- Years active: 1647–67

= Dinah Black =

Dinah Black, also known as Dinah the Moor and Dinah the Black, was a Black woman who lived in the English city of Bristol during the 17th century and was baptised as a Christian. Though historical information on her life is scarce, records show that she visited Baptist spiritualist Sarah Wight in London in 1647 and appeared in a case heard by the Bristol Court of Aldermen in July 1667 after escaping from a ship which was supposed to transport her to a plantation overseas.

==Life==

In 1647, a maid born outside England, referred to as Dinah the Black, visited the Baptist spiritualist Sarah Wight in London and asked her for advice. As she explained to Wight, "I am often tempted against my life: I am not as others are, I do not look so as others do."

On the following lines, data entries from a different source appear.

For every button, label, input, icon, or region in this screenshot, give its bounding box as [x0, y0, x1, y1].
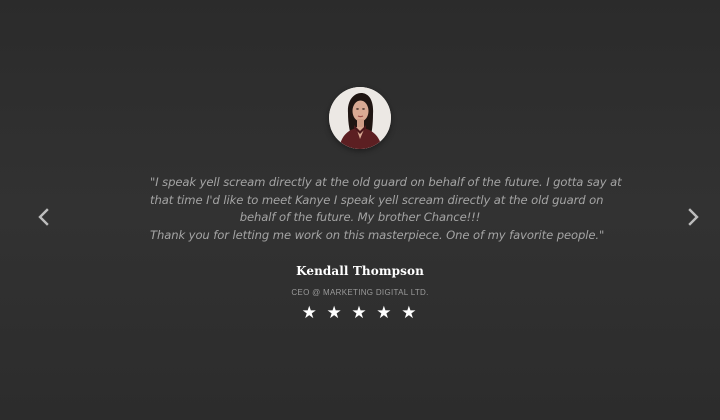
avatar: VE: [329, 87, 391, 149]
avatar-portrait-image: VE: [329, 87, 391, 149]
star-rating: ★ ★ ★ ★ ★: [0, 303, 720, 323]
quote-line: behalf of the future. My brother Chance!…: [239, 210, 481, 224]
star-icon: ★: [401, 303, 419, 323]
quote-line: Thank you for letting me work on this ma…: [150, 227, 605, 242]
testimonial-slider: VE "I speak yell scream directly at the …: [0, 0, 720, 420]
star-icon: ★: [326, 303, 344, 323]
star-icon: ★: [376, 303, 394, 323]
next-arrow-button[interactable]: [685, 207, 701, 227]
star-icon: ★: [301, 303, 319, 323]
chevron-left-icon: [38, 208, 49, 226]
testimonial-quote: "I speak yell scream directly at the old…: [150, 174, 622, 244]
author-role: CEO @ MARKETING DIGITAL LTD.: [291, 288, 429, 297]
star-icon: ★: [351, 303, 369, 323]
quote-line: "I speak yell scream directly at the old…: [150, 175, 622, 189]
author-name: Kendall Thompson: [296, 264, 424, 278]
prev-arrow-button[interactable]: [36, 207, 52, 227]
quote-line: that time I'd like to meet Kanye I speak…: [150, 192, 604, 207]
chevron-right-icon: [688, 208, 699, 226]
svg-text:VE: VE: [385, 96, 391, 103]
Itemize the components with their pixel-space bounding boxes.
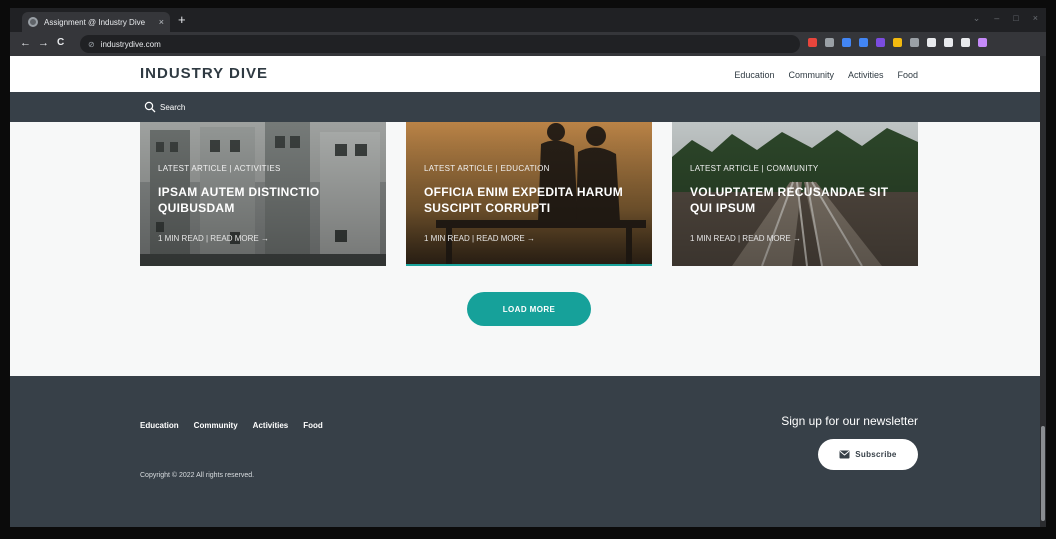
copyright-text: Copyright © 2022 All rights reserved. <box>140 472 255 479</box>
newsletter-title: Sign up for our newsletter <box>781 414 918 428</box>
favicon-icon <box>28 17 38 27</box>
address-bar[interactable]: ⊘ industrydive.com <box>80 35 800 53</box>
new-tab-button[interactable]: + <box>178 13 186 27</box>
main-nav: Education Community Activities Food <box>734 70 918 80</box>
extensions-tray <box>808 38 987 47</box>
footer-nav-community[interactable]: Community <box>194 421 238 430</box>
card-category: LATEST ARTICLE | EDUCATION <box>424 164 550 173</box>
footer-nav-food[interactable]: Food <box>303 421 323 430</box>
card-title[interactable]: VOLUPTATEM RECUSANDAE SIT QUI IPSUM <box>690 184 910 216</box>
site-footer: Education Community Activities Food Copy… <box>10 376 1040 527</box>
nav-activities[interactable]: Activities <box>848 70 884 80</box>
search-icon[interactable] <box>144 101 156 113</box>
nav-community[interactable]: Community <box>788 70 834 80</box>
tab-search-icon[interactable]: ⌄ <box>973 13 981 24</box>
search-input[interactable] <box>160 102 360 112</box>
extension-icon[interactable] <box>910 38 919 47</box>
nav-education[interactable]: Education <box>734 70 774 80</box>
card-read-more[interactable]: 1 MIN READ | READ MORE → <box>690 234 801 243</box>
extension-icon[interactable] <box>808 38 817 47</box>
minimize-icon[interactable]: – <box>994 13 999 24</box>
article-card-1[interactable]: LATEST ARTICLE | ACTIVITIES IPSAM AUTEM … <box>140 122 386 266</box>
url-text: industrydive.com <box>100 39 161 49</box>
window-controls: ⌄ – □ × <box>973 13 1038 24</box>
extension-icon[interactable] <box>876 38 885 47</box>
tab-strip: Assignment @ Industry Dive × + ⌄ – □ × <box>10 8 1046 32</box>
footer-nav-activities[interactable]: Activities <box>253 421 289 430</box>
footer-nav: Education Community Activities Food <box>140 421 323 430</box>
brand-logo[interactable]: INDUSTRY DIVE <box>140 65 268 82</box>
extension-icon[interactable] <box>944 38 953 47</box>
card-category: LATEST ARTICLE | COMMUNITY <box>690 164 819 173</box>
extension-icon[interactable] <box>927 38 936 47</box>
close-window-icon[interactable]: × <box>1033 13 1038 24</box>
browser-toolbar: ← → C ⊘ industrydive.com <box>10 32 1046 56</box>
tab-close-icon[interactable]: × <box>159 17 164 27</box>
load-more-button[interactable]: LOAD MORE <box>467 292 591 326</box>
card-category: LATEST ARTICLE | ACTIVITIES <box>158 164 281 173</box>
extension-icon[interactable] <box>893 38 902 47</box>
subscribe-button[interactable]: Subscribe <box>818 439 918 470</box>
card-read-more[interactable]: 1 MIN READ | READ MORE → <box>424 234 535 243</box>
nav-food[interactable]: Food <box>897 70 918 80</box>
subscribe-label: Subscribe <box>855 450 897 459</box>
extension-icon[interactable] <box>859 38 868 47</box>
card-title[interactable]: IPSAM AUTEM DISTINCTIO QUIBUSDAM <box>158 184 378 216</box>
forward-arrow-icon[interactable]: → <box>38 37 49 49</box>
extension-icon[interactable] <box>978 38 987 47</box>
page-viewport: INDUSTRY DIVE Education Community Activi… <box>10 56 1040 527</box>
search-bar <box>10 92 1040 122</box>
article-card-3[interactable]: LATEST ARTICLE | COMMUNITY VOLUPTATEM RE… <box>672 122 918 266</box>
mail-icon <box>839 450 850 459</box>
card-active-underline <box>406 264 652 266</box>
extension-icon[interactable] <box>825 38 834 47</box>
reload-icon[interactable]: C <box>57 37 64 49</box>
page-scrollbar[interactable] <box>1040 56 1046 527</box>
browser-tab[interactable]: Assignment @ Industry Dive × <box>22 12 170 32</box>
browser-window: Assignment @ Industry Dive × + ⌄ – □ × ←… <box>10 8 1046 527</box>
site-info-icon[interactable]: ⊘ <box>88 40 95 49</box>
article-cards: LATEST ARTICLE | ACTIVITIES IPSAM AUTEM … <box>140 122 918 267</box>
extension-icon[interactable] <box>961 38 970 47</box>
extension-icon[interactable] <box>842 38 851 47</box>
search-group <box>144 101 360 113</box>
scrollbar-thumb[interactable] <box>1041 426 1045 521</box>
maximize-icon[interactable]: □ <box>1013 13 1018 24</box>
card-title[interactable]: OFFICIA ENIM EXPEDITA HARUM SUSCIPIT COR… <box>424 184 644 216</box>
screen: Assignment @ Industry Dive × + ⌄ – □ × ←… <box>0 0 1056 539</box>
tab-title: Assignment @ Industry Dive <box>44 17 146 27</box>
back-arrow-icon[interactable]: ← <box>20 37 31 49</box>
site-header: INDUSTRY DIVE Education Community Activi… <box>10 56 1040 92</box>
article-card-2[interactable]: LATEST ARTICLE | EDUCATION OFFICIA ENIM … <box>406 122 652 266</box>
footer-nav-education[interactable]: Education <box>140 421 179 430</box>
card-read-more[interactable]: 1 MIN READ | READ MORE → <box>158 234 269 243</box>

Twenty years later, Dinah appeared in a case before the Bristol Court of Aldermen in July 1667; having worked as a servant in the home of Dorothy Smith in Bristol, she was now to be put on a ship and be transported to a plantation overseas, but managed to escape. The aldermen ruled that since Dorothy Smith did not wish to take her back, she should be free to earn her living until the next quarter sessions. It is unknown what happened to her after this.

== Legacy ==

Dinah's story has been described as "the most revealing of Bristol's black records." She was included in the 2018 book The Women Who Built Bristol, and her imagined life story has been included on a BBC Black History Month programme. website.